I didn’t want to finish Kornwolf, because I knew that it was the last new piece of Egolf’s that I would ever read, short of hypothetical manuscripts that may or may not be published by his estate. Also, it was damn good.
It was different than Lord of the Barnyard. For starters, while the debut contained no direct quotation, Kornwolf had plenty, leading to a somewhat “jerkier” narrative style. Egolf tended a bit more towards simple Modernism, rather than Post Modernism, throwing nods to the sort of conversational style that reminds me of Chuck Palahniuk, often using short sentences, in new paragraphs.
And then moving on with the story. Some of it, especially the expositional paragraphs, were a direct throwback to Lord…, but Egolf grew as a writer, and Kornwolf is a different creature entirely. Telling the story of a werewolf terrorizing a heavily-Amish area of rural Pennsylvania, it weaves together the narratives of multiple characters, including Owen, a sometimes-reporter; Jack, a boxing coach and the owner of a struggling gym; Ephraim, a troubled young Amish mute. Those are just the principles.

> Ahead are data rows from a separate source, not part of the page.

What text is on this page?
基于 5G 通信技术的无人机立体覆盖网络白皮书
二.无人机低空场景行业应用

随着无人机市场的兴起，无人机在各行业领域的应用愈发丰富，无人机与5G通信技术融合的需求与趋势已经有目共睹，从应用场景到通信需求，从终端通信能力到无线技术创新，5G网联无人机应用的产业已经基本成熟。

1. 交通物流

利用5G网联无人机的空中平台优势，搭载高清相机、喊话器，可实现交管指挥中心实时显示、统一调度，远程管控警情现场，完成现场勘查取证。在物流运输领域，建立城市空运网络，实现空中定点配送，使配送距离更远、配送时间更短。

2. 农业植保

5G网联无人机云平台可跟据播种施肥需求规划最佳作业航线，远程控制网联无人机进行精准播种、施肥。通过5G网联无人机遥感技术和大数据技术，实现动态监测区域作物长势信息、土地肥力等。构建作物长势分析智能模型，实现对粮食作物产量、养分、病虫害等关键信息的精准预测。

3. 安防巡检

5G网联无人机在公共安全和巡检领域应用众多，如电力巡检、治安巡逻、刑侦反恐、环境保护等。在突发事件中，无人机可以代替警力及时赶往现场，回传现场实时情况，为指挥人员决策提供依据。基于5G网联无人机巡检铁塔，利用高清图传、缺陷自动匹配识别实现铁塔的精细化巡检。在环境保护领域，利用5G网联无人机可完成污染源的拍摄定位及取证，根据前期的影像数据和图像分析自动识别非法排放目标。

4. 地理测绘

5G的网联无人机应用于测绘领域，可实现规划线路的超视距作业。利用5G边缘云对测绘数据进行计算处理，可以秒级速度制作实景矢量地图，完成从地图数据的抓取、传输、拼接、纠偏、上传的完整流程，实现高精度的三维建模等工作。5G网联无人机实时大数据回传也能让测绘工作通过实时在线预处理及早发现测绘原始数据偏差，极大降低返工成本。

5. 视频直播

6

Egolf includes a lot more characters, and takes time to develop them. In that way, he reminds me a bit of Stephen King, in that much of the character exposition didn’t serve any purpose to the plot, but was there simply because the author likes to develop dynamic characters. There were entire sections of Kornwolf, like Lord…, that were completely masturbatory…. and completely awesome.
Perhaps this excerpt from the California Literary Review will shed some light.
It takes only the first sentence of the book[…] to realize that one is in the presence of genius, perhaps mad genius, but generative genius nonetheless. And we need not ignore the pathos of “cries emanating from lurch of within, as of burning of flame now,” to also appreciate the Joycean exuberance of language and affect.
Kornwolf raises the question of whether or not one can endure one’s heritage. We all have tendencies to repeat that heritage, spend our lives rebelling against it, or enacting an unconscious treatment plan for it. As one character says, “Better off dead than a prodigal son,” but one is still tied to that which one hates. The literal terrain of Kornwolf is the region west of Philly, out Route 30, where the curiously named township of Lamepeter and settlements of Blue Ball, Intercourse, Bird-in-Hand, Laycock, and Paradise actually exist, but where a werewolf also roams, no doubt to embody the rage of the author that Penns Woods have been turned into Pennsylvania, the City of Brotherly Love into Philth Town, the plain folk Amish into marketable commodities, with tourist car exhaust blighting the crops.
As fun as it may be to read Kornwolf as a madcap story about an Amish werewolf, or delight in Egolf’s imaginative plot construction, or simply marvel at his sheer exuberance for the written word, there is also a lot more lurking under the surface. Hopefully, this means that I will be able to discover new things every time I read it.